From: spydox on

I'm trying to find a repeated number in a string, like 122345 finds
22.

This works:

/(\d)\1/

This doesn't:

/\1(\d)/

I guess LLR parsing is to blame, but shouldn't the second example
first try to FIND a $1 then check to see if there is a \1, and repeat
that process moving L to R?

I though Perl sort of went to and fro trying to do matching. To me,
there IS a /\1(\d)/ in the string since $1 is 2, and there is a \1 = 2
preceeding it.

I was a little surprized this didn't work although I can sort of see
why in a way too. In some ways it seems to me that regexes should be
*disconnected* from parsing - just answer the question does this
match?




From: Ben Morrow on

Quoth spydox(a)gmail.com:
>
> I'm trying to find a repeated number in a string, like 122345 finds
> 22.
>
> This works:
>
> /(\d)\1/
>
> This doesn't:
>
> /\1(\d)/
>
> I guess LLR parsing is to blame, but shouldn't the second example
> first try to FIND a $1 then check to see if there is a \1, and repeat
> that process moving L to R?
>
> I though Perl sort of went to and fro trying to do matching. To me,
> there IS a /\1(\d)/ in the string since $1 is 2, and there is a \1 = 2
> preceeding it.

There are two separate operations here which you are confusing. First
perl parses the regex itself, and compiles it into an internal form.
Then it matches that regex against the string you provide. The second
will backtrack, under some circumstances; the first won't.

Ben

From: A. Sinan Unur on
spydox(a)gmail.com wrote in
news:093bf887-729d-4400-8750-
6c91b21b478e(a)w4g2000prd.googlegroups.com
:

> I'm trying to find a repeated number in a string, like 122345
> finds 22.
>
> This works:
>
> /(\d)\1/
>
> This doesn't:
>
> /\1(\d)/
>
> I guess LLR parsing is to blame,

....

> I was a little surprized this didn't work although I can sort of
> see why in a way too. In some ways it seems to me that regexes
> should be *disconnected* from parsing - just answer the question
> does this match?

I don't look at this as a parsing issue. Rather, it is a "the
universe must make sense" kind of issue: The first match does not
exist before the first match. That makes sense to me. It may not
make sense to you.

Sinan
--
A. Sinan Unur <1usa(a)llenroc.ude.invalid>
(remove .invalid and reverse each component for email address)

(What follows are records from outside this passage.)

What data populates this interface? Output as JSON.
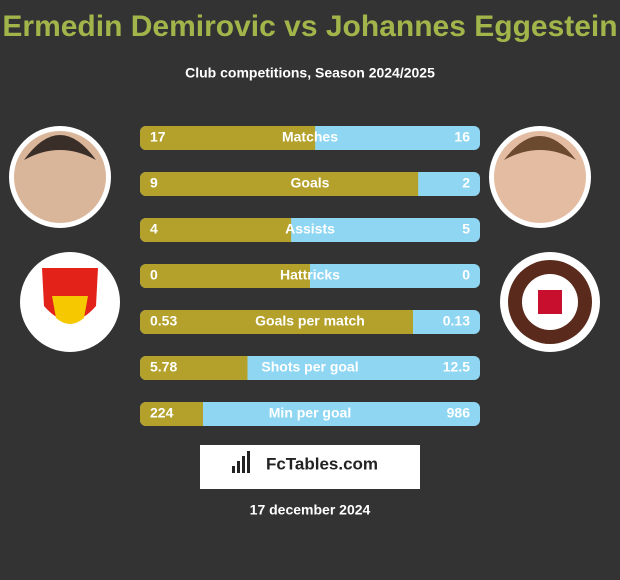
{
  "header": {
    "title": "Ermedin Demirovic vs Johannes Eggestein",
    "subtitle": "Club competitions, Season 2024/2025"
  },
  "comparison": {
    "left_color": "#b4a12b",
    "right_color": "#8fd6f2",
    "rows": [
      {
        "label": "Matches",
        "left": 17,
        "right": 16
      },
      {
        "label": "Goals",
        "left": 9,
        "right": 2
      },
      {
        "label": "Assists",
        "left": 4,
        "right": 5
      },
      {
        "label": "Hattricks",
        "left": 0,
        "right": 0
      },
      {
        "label": "Goals per match",
        "left": 0.53,
        "right": 0.13
      },
      {
        "label": "Shots per goal",
        "left": 5.78,
        "right": 12.5
      },
      {
        "label": "Min per goal",
        "left": 224,
        "right": 986
      }
    ]
  },
  "brand": "FcTables.com",
  "date": "17 december 2024"
}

comp.lang.perl.misc guidelines on the WWW:
http://www.rehabitation.com/clpmisc/
From: spydox on
On Apr 14, 2:31 pm, Ben Morrow <b...(a)morrow.me.uk> wrote:
> Quoth spy...(a)gmail.com:
>
>
>
>
>
> > I'm trying to find a repeated number in a string, like 122345 finds
> > 22.
>
> > This works:
>
> > /(\d)\1/
>
> > This doesn't:
>
> > /\1(\d)/
>
> > I guess LLR parsing is to blame, but shouldn't the second example
> > first try to FIND a $1 then check to see if there is a \1, and repeat
> > that process moving L to R?
>
> > I though Perl sort of went to and fro trying to do matching. To me,
> > there IS a /\1(\d)/ in the string since $1 is 2, and there is a \1 = 2
> > preceeding it.
>
> There are two separate operations here which you are confusing. First
> perl parses the regex itself, and compiles it into an internal form.
> Then it matches that regex against the string you provide. The second
> will backtrack, under some circumstances; the first won't.
>
> Ben

Understood, and I appreciate the insight. It makes sense.
Yet, when all else apparently *fails*, in my experience, and I've
heard MJD and others say this, Perl will "do its best" to match. To
me, unless it *also* tried backtracking, it gave up too soon..



From: spydox on
..
..
..
>
> > I guess LLR parsing is to blame,
>
..
..
>
> I don't look at this as a parsing issue. Rather, it is a "the
> universe must make sense" kind of issue: The first match does not
> exist before the first match. That makes sense to me. It may not
> make sense to you.
>

To me, like conventional pattern-recognition, of say two tanks next to
each other, the system should accept it whether the match is described
either way:

find a tank with another identical tank to it's left

*or*

find a tank with another identical tank to it's right


The system should have no *context-sensitivity* where only one of the
two matches. Sure, internally an algorithm may be scanning L to R or R
to L or whatever, but the user should not even be concerned with that,
at least in this case. I still think it gave up too soon- it should
have tried R to L (backtracking) when L to R failed.

Just IMHO, thank-you for your thoughts. This area seems just a bit
gray to me I'd be very interested in Damain or Mark's thoughts.